Perempuan dan Pernikahan
“Pernah tidak kepikiran kalau perempuan akan mengalami
kemunduran produktivitas setelah ia menikah?” Kata seorang mentor suatu hari.
Atau ketika kerja, salah satu teman kita sudah berkeluarga
dan sering sekali terlambat. Ketika ditanya jawabannya. “Nanti kalau sudah
menikah kamu pasti ngalamin yang kaya gini.” Entah itu ketidakdisiplinan yang
berlindung di sebuah status atau sebenarnya ada beban berlebih yang ditanggung perempuan.
Barangkali, alasan yang paling masuk akal adalah beban
domestik bagi perempuan yang sudah menikah akan bertambah. Dari yang hanya
mengurus dirinya sendiri, sekarang harus mengurus suaminya dan barangkali
anaknya.
Seorang teman pernah bertanya kepada saya seperti ini,
“Wanita karier kan jarang di rumah, sibuk kerja jadi
perhatian buat anak jadi kurang. Nah menurut sampean gimana kita bisa jadi
rumah yang baik sedang kita memilih jadi wanita karir?”

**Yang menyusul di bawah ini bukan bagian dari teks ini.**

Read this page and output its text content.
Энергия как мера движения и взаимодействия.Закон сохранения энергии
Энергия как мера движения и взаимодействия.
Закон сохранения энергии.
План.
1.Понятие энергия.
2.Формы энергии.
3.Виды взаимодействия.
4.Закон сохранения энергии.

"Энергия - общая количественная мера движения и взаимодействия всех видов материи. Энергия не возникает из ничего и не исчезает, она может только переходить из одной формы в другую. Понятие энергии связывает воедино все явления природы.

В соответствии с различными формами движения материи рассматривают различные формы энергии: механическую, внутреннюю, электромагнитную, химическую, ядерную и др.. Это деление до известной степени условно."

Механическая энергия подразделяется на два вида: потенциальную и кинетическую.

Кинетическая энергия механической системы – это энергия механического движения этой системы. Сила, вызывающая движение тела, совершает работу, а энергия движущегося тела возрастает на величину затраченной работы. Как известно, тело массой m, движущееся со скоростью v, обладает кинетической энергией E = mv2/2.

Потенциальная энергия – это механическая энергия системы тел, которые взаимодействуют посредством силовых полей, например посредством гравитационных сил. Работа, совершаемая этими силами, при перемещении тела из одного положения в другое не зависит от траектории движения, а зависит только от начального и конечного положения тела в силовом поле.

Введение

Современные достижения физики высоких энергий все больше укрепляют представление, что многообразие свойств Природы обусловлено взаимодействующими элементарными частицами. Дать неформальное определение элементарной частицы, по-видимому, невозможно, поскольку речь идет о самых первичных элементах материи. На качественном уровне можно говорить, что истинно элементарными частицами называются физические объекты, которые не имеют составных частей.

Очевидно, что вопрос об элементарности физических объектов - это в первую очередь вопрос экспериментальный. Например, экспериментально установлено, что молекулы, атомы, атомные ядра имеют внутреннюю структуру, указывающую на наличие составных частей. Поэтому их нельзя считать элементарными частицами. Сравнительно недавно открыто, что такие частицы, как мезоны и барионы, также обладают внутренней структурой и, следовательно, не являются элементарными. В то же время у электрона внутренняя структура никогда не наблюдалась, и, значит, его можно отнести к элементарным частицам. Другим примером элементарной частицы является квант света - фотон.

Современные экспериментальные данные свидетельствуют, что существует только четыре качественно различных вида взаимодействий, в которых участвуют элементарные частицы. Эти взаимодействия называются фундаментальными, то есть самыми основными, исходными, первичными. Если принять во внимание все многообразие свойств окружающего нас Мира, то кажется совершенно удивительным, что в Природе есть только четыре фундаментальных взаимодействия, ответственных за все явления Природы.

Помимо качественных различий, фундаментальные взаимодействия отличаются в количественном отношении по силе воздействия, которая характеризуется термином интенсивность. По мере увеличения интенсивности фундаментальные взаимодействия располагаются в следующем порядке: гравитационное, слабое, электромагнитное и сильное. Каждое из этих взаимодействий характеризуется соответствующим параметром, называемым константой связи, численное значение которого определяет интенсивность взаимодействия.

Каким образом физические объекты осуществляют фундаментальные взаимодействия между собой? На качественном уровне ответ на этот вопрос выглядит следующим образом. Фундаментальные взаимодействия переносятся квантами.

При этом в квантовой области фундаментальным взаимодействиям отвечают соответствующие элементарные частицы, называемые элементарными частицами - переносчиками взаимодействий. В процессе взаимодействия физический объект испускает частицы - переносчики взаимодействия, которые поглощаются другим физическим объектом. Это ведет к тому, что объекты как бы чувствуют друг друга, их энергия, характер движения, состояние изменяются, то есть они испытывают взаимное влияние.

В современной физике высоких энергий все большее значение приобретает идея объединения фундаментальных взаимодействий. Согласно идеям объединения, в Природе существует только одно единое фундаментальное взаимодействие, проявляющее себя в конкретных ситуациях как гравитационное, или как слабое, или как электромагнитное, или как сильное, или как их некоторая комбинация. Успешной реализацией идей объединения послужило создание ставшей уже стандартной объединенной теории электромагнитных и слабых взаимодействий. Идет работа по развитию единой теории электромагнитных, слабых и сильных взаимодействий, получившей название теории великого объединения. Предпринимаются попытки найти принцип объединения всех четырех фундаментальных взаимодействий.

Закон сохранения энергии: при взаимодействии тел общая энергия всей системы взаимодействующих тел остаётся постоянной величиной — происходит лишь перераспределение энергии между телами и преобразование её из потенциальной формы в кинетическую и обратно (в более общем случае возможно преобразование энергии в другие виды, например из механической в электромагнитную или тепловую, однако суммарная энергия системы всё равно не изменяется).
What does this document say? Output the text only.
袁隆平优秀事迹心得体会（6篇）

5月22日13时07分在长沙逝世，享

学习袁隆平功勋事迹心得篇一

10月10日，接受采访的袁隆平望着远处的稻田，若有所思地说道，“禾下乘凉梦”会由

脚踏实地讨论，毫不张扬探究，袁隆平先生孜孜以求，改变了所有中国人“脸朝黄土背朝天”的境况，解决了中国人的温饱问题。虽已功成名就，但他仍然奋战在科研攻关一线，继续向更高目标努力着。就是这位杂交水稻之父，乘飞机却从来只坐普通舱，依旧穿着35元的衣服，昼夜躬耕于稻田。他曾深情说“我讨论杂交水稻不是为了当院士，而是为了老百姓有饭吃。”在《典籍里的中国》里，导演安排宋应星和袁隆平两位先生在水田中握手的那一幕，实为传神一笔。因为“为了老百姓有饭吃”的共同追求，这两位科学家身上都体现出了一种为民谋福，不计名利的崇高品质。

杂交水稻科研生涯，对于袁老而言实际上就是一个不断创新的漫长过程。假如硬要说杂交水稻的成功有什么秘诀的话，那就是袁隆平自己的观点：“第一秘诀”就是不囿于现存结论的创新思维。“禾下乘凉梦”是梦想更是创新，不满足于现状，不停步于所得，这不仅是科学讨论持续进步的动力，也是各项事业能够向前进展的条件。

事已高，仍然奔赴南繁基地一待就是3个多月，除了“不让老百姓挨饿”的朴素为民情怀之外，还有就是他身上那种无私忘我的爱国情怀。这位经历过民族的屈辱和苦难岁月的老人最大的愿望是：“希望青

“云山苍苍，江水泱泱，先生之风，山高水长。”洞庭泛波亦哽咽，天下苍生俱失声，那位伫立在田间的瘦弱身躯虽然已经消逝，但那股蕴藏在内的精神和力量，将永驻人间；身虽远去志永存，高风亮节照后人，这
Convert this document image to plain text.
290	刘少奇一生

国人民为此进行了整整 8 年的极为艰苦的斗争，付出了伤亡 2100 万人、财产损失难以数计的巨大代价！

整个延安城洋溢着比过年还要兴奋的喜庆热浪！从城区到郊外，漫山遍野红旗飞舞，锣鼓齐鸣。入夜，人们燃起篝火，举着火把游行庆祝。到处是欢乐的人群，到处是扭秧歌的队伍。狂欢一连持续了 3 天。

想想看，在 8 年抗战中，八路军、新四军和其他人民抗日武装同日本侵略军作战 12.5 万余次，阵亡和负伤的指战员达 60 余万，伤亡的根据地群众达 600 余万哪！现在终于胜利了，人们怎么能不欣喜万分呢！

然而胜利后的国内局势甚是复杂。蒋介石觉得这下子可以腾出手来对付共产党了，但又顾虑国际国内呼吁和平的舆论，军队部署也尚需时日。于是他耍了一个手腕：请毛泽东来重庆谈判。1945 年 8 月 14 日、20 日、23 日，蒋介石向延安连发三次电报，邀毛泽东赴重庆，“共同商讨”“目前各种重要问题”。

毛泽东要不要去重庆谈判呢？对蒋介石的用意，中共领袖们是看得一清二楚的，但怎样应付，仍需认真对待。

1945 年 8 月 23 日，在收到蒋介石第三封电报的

Saya rasa pertanyaan template itu, sering terdengar
ditelinga kita. Tapi kenapa tidak ada yang menanyakan, “Bagaimana menjadi Ayah
yang baik, sementara ia selalu sibuk bekerja?”
Rasanya ‘Rumah’ untuk seorang anak harus
diredefinisi. Rumah sebagai tempat pulang bukan hanya menyiratkan sosok ibu
untuk tempat cerita, tapi juga menghadirkan sosok ayah. Begitu juga dengan
segala beban domestik yang selama ini menjadi beban perempuan. Memangnya kalau
ayah yang menyiapkan sarapan, perempuan jadi hilang keibuannya?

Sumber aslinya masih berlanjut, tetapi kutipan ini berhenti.